|Green, Benedict - Ben|
Submitted to: Veterinary Microbiology
Publication Type: Peer Reviewed Journal
Publication Acceptance Date: 10/12/2005
Publication Date: 3/31/2006
Citation: Green, B.T., Brown, D.R. 2006. Differential effects of clathrin and actin inhibitors on internalization of Escherichia coli and Salmonella choleraesuis in porcine jejunal Peyer's patches. Veterinary Microbiology, 113:117-122. Interpretive Summary: This study examined the internalization of nonpathogenic and pathogenic bacteria into porcine intestinal Peyer’s patches. Peyer’s patches are the inductive site for mucosal immunity and are therefore a target for mucosal vaccines. This study provides evidence that pathogens use a different mechanism of internalization into host cells as compared to nonpathogens. Understanding the differences in internalization between pathogens and nonpathogens will aid in the development of more effective mucosal vaccines and provide a greater understanding of bacterial pathogenesis.

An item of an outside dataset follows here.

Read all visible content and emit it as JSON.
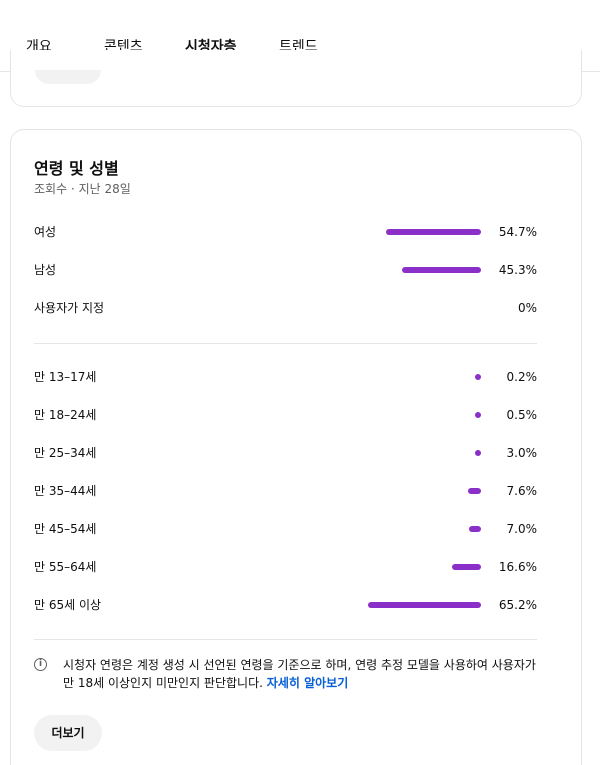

Technical Abstract: Peyer’s patches constitute both an inductive immune site and an enteropathogen invasion route. Peyer’s patch mucosae from porcine jejunum were mounted in Ussing chambers, and either Salmonella choleraesuis vaccine strain SC-54 or non-pathogenic rodent and porcine Escherichia coli strains contacted the Peyer’s patch mucosa for 90 min. Internalized bacteria were quantified by a gentamicin resistance assay. Monodansylcadaverine (300 'M, luminal addition), an inhibitor of clathrin-mediated endocytosis, significantly inhibited internalization of both E. coli strains relative to tissues untreated with the inhibitor; internalization of SC-54 was unaffected. The actin-disrupting agent cytochalasin D (10 'M. luminal addition), inhibited internalization of pig-adapted E. coli but not that of rodent-adapted E. coli or SC-54. Internalization of SC-54 and non pathogenic E. coli in Peyer’s patches appears to occur through different cellular routes.